What are pressure ridges anyway and why would one want to tour them?  Pressure ridges occur where the sea ice cracks.  There is a small window of time when this occurs and we can visit safely (hence the need to sign up for a tour when you can).  When the temperatures rise, the sea ice cracks, shifts and collides, pressing the ice upward into interesting formations.  It’s pretty.  I didn’t know what to really expect, but people seemed to get really excited about it.  I mean, I have to consider that people I know also get excited about touring the Hazardous Waste facility.  But seeing a bunch of cracks in the ice has got to be better at least, right?  Maybe I’ve been looking at this brown little town surrounded by  ice for too long, but it was actually quite pretty.  We had a guide who was essentially a person with a radio and the keen knowledge of how to stay on a trail.  Anywhere around here there are places we can walk and places we can’t for fear of falling in a crevasse.  It sounds a bit dramatic, but it is a real possibility if you are not on a designated trail and you don’t know what you’re doing.  This is not an issue in town, of course, but more for transport or recreation outside of town.  The Ross Sea is completely frozen over most of the year and is used for transportation.  The airfield until a few weeks ago was on the sea ice.  There are flags marking the safe area for road traffic.  Green and red flags are safe areas. Don’t go near black flags or any flags that are crossed.  The same is true for ice over land masses.  Safe trails are marked.  So on this pressure ridge tour, we walked out on to the ice but it was melting in places pretty heavily.  Some of the flags were underwater.  I know, not comforting.  But we all returned safe and sound.  I was disappointed that the seals we saw were not close to the trail.  The seals, Weddell seals to be more specific, will pop up this time of year through the cracks and hang out on the ice.  I will warn you now that they all look dead in the pictures.  I assure you, they are not.   Not very lively, those Weddell seals.

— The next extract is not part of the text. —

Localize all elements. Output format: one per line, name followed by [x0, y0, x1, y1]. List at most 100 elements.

I also visited Crary Lab.  This is where all the scientists (aka “beakers”) work unless they are out in a field camp.  The lab holds a tour every Sunday so I joined one recently (no sign up sheet required).  It’s crazy the amount of research going on there.  I guess there should be since this is the reason we are all here at McMurdo.  Just like the kid that I am, I enjoyed the touch tank the most.  There are sea creatures that grow to gigantic sizes in the very cold waters.  Check out the pictures of me holding the sea lice.  I was told some of these sea creatures are used for ideas for movie creatures.  Yes, the sea lice does look a little like Predator.

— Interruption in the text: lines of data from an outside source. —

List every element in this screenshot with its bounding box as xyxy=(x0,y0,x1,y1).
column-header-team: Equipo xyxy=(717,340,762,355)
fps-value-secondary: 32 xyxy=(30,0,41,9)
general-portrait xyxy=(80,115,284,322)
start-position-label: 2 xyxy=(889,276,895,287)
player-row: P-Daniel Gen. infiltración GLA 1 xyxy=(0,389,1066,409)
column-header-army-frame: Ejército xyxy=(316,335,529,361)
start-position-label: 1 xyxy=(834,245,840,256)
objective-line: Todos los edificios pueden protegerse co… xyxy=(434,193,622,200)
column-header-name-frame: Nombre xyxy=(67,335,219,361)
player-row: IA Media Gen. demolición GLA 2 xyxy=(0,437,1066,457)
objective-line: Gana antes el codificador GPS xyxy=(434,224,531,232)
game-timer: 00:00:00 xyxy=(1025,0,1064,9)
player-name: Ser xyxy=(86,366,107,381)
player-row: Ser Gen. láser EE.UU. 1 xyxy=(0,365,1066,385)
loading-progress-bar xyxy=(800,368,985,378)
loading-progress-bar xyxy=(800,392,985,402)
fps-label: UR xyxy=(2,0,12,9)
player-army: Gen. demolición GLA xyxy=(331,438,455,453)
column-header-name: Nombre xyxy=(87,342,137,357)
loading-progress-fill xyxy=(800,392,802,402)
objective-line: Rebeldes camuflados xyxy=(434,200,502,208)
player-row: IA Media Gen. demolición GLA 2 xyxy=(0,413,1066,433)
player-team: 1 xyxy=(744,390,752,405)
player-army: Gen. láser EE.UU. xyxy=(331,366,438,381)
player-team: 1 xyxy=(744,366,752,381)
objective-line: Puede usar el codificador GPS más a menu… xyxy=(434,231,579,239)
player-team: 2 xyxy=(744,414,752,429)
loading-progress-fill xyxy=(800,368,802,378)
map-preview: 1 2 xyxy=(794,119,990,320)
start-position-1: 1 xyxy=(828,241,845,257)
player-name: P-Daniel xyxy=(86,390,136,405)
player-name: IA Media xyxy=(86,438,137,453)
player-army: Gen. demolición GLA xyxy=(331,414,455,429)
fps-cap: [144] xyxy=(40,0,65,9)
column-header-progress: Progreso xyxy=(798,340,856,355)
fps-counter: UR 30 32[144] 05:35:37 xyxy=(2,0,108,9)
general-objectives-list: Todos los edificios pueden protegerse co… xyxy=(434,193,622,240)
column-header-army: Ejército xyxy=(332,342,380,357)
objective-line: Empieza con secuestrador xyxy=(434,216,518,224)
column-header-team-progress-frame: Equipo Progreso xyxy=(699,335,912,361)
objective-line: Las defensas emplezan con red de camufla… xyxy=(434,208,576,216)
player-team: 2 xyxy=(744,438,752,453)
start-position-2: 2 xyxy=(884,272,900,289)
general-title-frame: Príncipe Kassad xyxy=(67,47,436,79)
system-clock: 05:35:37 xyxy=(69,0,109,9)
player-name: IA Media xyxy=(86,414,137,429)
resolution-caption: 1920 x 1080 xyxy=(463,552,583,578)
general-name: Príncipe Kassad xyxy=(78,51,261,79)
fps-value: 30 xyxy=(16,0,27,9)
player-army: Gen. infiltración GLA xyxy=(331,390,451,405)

More on Christmas in Antarctica next time.

2 thoughts on “Pressure ridge tours are cool!

  1. Merry Christmas and Happy New Year. What a great update. Cool pictures. Sounds like you are enjoying your time there. I am so jealous!

  2. Beth, your most recent blog and photos were well worth waiting for! In spite of fatigue, you’re not going to want to leave Antarctica — unless, of course, you exhaust all of the special trips and explorations. Hardly likely. Live on…with exhilaration and joy. And thanks for sharing.